WWJ reporter Vickie Thomas announces retirement

The Detroit News

Award-winning longtime WWJ-AM (950)M reporter Vickie Thomas is retiring this month, she announced Friday on Twitter.

"It's been an amazing ride working with the outstanding professionals at WWJ ... the BEST news team around!" the broadcaster tweeted. "I've truly been blessed!!"

Thomas, the city beat reporter at WWJ, said her last day on air is April 29 but she plans to continue a weekly podcast, "Black Business Minute."

The Metro Detroit native joined the station in 1991.

During her career she earned honors from groups including the Detroit Press Foundation, the Michigan Association of Broadcasters, the Michigan Associated Press and the National Association of Black Journalists, according to the Michigan Journalism Hall of Fame, into which she was inducted in 2019.

Vickie Thomas

Thomas is a past president of the National Association of Black Journalists' Detroit chapter, where as vice president she started a scholarship and internship program for college students interested in broadcast news, according to the group. 

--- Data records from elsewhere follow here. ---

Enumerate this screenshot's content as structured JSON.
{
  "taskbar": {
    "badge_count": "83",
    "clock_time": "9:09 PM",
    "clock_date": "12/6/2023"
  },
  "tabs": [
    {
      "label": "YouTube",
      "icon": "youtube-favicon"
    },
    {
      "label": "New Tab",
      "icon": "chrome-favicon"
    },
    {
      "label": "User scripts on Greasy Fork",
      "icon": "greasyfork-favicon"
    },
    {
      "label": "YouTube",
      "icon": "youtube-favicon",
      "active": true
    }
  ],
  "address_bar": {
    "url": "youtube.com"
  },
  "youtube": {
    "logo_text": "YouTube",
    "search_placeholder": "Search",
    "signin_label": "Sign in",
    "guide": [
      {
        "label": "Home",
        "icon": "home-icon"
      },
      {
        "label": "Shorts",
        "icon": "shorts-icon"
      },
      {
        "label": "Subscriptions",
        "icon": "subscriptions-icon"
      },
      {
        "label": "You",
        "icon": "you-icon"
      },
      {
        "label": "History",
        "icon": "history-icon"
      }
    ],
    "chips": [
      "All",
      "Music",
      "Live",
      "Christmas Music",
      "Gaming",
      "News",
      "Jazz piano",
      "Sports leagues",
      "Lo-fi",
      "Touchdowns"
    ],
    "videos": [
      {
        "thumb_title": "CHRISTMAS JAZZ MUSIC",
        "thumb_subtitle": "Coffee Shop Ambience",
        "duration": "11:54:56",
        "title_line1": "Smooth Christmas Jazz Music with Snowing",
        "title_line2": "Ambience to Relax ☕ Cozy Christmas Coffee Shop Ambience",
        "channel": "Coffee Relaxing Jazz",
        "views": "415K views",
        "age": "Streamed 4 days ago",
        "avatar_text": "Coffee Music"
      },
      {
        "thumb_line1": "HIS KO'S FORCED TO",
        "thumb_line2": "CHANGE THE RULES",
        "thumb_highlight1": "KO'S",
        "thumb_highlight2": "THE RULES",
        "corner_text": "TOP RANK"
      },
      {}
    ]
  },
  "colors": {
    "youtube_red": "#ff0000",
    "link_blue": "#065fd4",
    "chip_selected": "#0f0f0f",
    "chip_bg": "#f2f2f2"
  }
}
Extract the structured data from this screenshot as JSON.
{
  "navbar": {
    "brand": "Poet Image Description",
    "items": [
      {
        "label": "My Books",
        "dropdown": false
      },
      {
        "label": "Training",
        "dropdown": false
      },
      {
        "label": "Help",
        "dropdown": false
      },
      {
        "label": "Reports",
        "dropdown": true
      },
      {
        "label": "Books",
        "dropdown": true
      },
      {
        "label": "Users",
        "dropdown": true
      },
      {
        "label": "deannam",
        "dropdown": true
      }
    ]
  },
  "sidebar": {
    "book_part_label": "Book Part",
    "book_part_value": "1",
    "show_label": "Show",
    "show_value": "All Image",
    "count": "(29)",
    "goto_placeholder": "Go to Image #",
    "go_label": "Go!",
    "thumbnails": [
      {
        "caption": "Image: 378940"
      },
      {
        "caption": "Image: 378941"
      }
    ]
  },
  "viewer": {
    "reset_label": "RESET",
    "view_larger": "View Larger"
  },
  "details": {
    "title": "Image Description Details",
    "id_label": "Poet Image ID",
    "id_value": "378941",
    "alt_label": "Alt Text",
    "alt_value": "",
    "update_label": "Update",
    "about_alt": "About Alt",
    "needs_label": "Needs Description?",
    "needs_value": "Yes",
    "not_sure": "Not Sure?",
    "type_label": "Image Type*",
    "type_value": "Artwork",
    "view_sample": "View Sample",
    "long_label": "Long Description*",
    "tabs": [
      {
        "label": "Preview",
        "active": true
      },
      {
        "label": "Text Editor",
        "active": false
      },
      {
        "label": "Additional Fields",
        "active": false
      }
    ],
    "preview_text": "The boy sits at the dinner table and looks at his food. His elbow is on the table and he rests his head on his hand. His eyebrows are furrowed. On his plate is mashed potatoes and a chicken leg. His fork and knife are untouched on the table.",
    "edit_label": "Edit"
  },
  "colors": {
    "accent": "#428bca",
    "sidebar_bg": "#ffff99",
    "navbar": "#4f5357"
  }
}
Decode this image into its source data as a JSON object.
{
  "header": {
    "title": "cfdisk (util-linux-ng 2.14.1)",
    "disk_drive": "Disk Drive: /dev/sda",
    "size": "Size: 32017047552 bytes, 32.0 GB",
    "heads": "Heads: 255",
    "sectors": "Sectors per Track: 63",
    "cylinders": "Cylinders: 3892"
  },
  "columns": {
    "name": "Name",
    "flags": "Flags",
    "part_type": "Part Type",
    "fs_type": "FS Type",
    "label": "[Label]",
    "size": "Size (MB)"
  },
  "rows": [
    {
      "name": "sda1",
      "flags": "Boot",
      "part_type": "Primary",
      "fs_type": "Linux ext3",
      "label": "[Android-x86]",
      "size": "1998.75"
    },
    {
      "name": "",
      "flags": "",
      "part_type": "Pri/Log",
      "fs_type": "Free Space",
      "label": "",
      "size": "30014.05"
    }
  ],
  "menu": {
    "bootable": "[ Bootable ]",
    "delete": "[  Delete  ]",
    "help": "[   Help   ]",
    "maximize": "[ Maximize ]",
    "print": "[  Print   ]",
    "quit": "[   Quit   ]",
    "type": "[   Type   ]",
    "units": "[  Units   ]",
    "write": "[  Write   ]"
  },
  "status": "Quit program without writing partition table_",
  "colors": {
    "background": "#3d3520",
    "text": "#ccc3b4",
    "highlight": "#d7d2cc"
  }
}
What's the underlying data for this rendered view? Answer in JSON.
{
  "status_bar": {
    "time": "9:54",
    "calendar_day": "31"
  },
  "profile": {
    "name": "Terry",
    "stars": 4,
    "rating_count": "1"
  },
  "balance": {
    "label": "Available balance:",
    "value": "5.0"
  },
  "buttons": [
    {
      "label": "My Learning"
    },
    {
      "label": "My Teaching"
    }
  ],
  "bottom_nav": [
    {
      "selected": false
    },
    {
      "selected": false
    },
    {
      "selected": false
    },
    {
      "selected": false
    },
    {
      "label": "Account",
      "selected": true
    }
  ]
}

She also served on the NABJ national board and was instrumental in helping the group bring its annual convention and career fair to Detroit in 2018 for the first time since 1992, the Michigan Journalism Hall of Fame reported.

In 2020, Thomas received a lifetime achievement award from the Detroit chapter of the Society of Professional Journalists.

WWJ Newsradio 950 City Beat reporter Vickie Thomas, right, assists as Laura Sigmon asks a question of a business panel in 2017.

Thomas graduated from Henry Ford High School in Detroit, attended Michigan State University and graduated from Wayne State University cum laude with an honors degree in broadcast journalism, according to her NABJ biography.

Thomas was an intern in the office of U.S. Rep. Louis Stokes of Ohio, where she helped get commemorative legislation passed honoring Olympic gold medalist Jesse Owens, the association said.

Outside of her broadcast work, Thomas has served on the boards of the Midwest Aids Prevention Project and CASA Maria Family Services, according to her biography.